Another Tuesday, another out-of-nowhere attack by New York Times reporter Adam Liptak on the Supreme Court, as it waits to hear a case important to liberals. With a vital decision looming on Obama-care, Liptak last week wrote a front-page story on the results of an unusual poll question from the Times asking people what they thought of the Supreme Court. Liptak linked the public's alleged disdain of SCOTUS to two conservative decisions, including Citizens United, a free speech victory loathed by the left and in the Times that allowed corporations and unions to donate unlimited amounts to campaigns.
Liptak devoted his latest "Sidebar" to another judicial side issue involving liberal opposition to Citizens United: "Unsigned Opinions, And Citizens United."
At their private conference, the justices of the Supreme Court are scheduled to decide Thursday whether and how to take a second look at the Citizens United campaign finance decision.
The usual odds that the Supreme Court will agree to hear a case are about one in a hundred. This one is pretty much a sure thing.
The justices have already temporarily blocked a lower court decision in the case. In that decision, the Montana Supreme Court seemed to defy the higher court by saying that a state law regulating corporate political spending was constitutional notwithstanding Citizens United. Two dissenting State Supreme Court justices said they would have liked to vote with their colleagues but did not believe they were entitled to ignore the United States Supreme Court.
Liptak doesn't expect the Supreme Court to have changed its mind.
The main question on Thursday, then, will be how the court will reverse the Montana decision. It could call for briefs, set the case down for argument in the fall and issue a decision months later.
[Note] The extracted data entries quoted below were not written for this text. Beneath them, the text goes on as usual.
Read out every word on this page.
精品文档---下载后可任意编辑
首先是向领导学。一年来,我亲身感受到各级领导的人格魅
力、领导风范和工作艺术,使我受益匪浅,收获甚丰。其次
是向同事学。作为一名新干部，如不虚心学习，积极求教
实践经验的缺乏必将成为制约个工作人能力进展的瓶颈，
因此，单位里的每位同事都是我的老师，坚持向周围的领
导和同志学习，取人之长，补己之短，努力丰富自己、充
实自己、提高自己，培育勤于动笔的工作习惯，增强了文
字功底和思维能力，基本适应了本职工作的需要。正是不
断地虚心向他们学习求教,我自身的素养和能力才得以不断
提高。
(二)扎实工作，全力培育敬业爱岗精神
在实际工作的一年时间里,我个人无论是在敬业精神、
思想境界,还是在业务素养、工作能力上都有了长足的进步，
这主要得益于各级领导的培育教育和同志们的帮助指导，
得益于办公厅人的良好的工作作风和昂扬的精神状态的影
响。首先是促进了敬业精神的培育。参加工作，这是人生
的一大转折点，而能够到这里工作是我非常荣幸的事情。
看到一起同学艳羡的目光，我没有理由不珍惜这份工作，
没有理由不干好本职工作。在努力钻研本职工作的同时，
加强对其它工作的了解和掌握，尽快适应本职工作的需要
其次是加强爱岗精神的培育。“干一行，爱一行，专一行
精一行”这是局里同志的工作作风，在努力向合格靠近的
Or it could use a favorite tool of the court led by Chief Justice John G. Roberts Jr. -- the summary reversal.
Nine times so far this year, the court has issued an unsigned opinion ruling on the merits of a dispute without full briefing or oral argument. Such rulings have been the subject of criticism from practitioners and the legal academy. These critics say it is a mistake to resolve cases without adequate information and deliberation. It is also problematic, they add, to do so anonymously.
The latest critique arrived this month in The Tulane Law Review in an article by Ira P. Robbins, a law professor at American University. It was called “Hiding Behind the Cloak of Invisibility,” and it considered “per curiam” opinions, ones issued “by the court” without indication of authorship. “In the first six years of Chief Justice Roberts’s tenure,” Professor Robbins wrote, “almost 9 percent of the court’s full opinions were per curiams.”
Liptak finally lets us indirectly figure out that this a liberal beef with the court:
Two of the current term’s unsigned summary reversals were followed by dissenting opinions, both times from three members of the court’s liberal wing. In one of them, reinstating a California woman’s conviction for shaking her grandson to death, Justice Ginsburg quarreled with both the result and how the court chose to get there.